Fink called the realization that we can work from home ‘one of the great humanistic discoveries.’ But he added that some tasks are better performed in the office, and that there are downsides to having many employees working remotely. ‘Cultures were not meant to be done in a remote fashion, and culture is what binds and unifies us as an organization,’ he said. ‘I’m still not sure how well we’re doing on a cultural basis. Operationally, we’ve done fantastic.'

The Guardian reported that BlackRock disclosed that in the past year it has voted 55 times against directors at 49 companies for failing to make progress on tackling the climate crisis. The firm in January announced its sustainability focus, saying it would be getting tough on companies that did not meet its expectations on dealing with climate risk, and would vote against them at AGMs.

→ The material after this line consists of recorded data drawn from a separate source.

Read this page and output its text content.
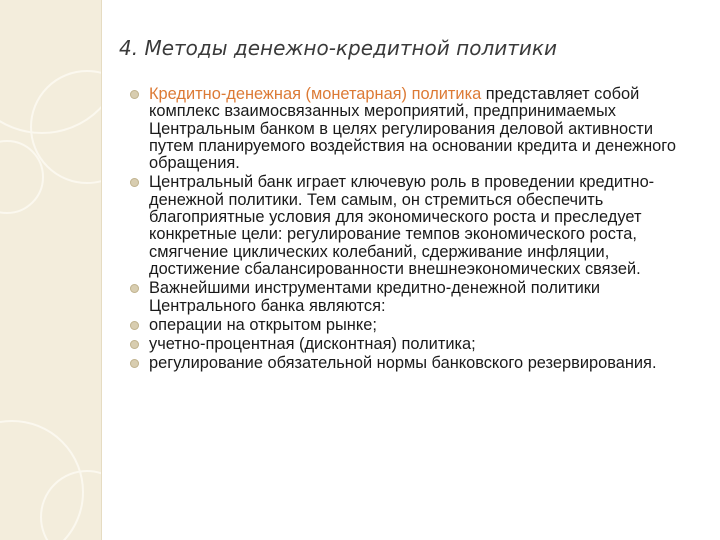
4. Методы денежно-кредитной политики
Кредитно-денежная (монетарная) политика представляет собой комплекс взаимосвязанных мероприятий, предпринимаемых Центральным банком в целях регулирования деловой активности путем планируемого воздействия на основании кредита и денежного обращения.
Центральный банк играет ключевую роль в проведении кредитно-денежной политики. Тем самым, он стремиться обеспечить благоприятные условия для экономического роста и преследует конкретные цели: регулирование темпов экономического роста, смягчение циклических колебаний, сдерживание инфляции, достижение сбалансированности внешнеэкономических связей.
Важнейшими инструментами кредитно-денежной политики Центрального банка являются:
операции на открытом рынке;
учетно-процентная (дисконтная) политика;
регулирование обязательной нормы банковского резервирования.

According to its annual investment stewardship report, BlackRock cast more than 5,100 votes against company directors in the past 12 months to hold management to account for failing to make headway on a range of issues, from environmental goals and corporate strategy to board diversity. This was 300 more than in the previous year.

The firm in July said it had identified 244 companies that were not making progress on the climate crisis and voted against 53 of them. It put the remaining 191 companies ‘on watch.’ This is the first time BlackRock has disclosed the number of firms it is reviewing, thereby warning them they risked having votes cast against them in 2021 unless they make significant progress.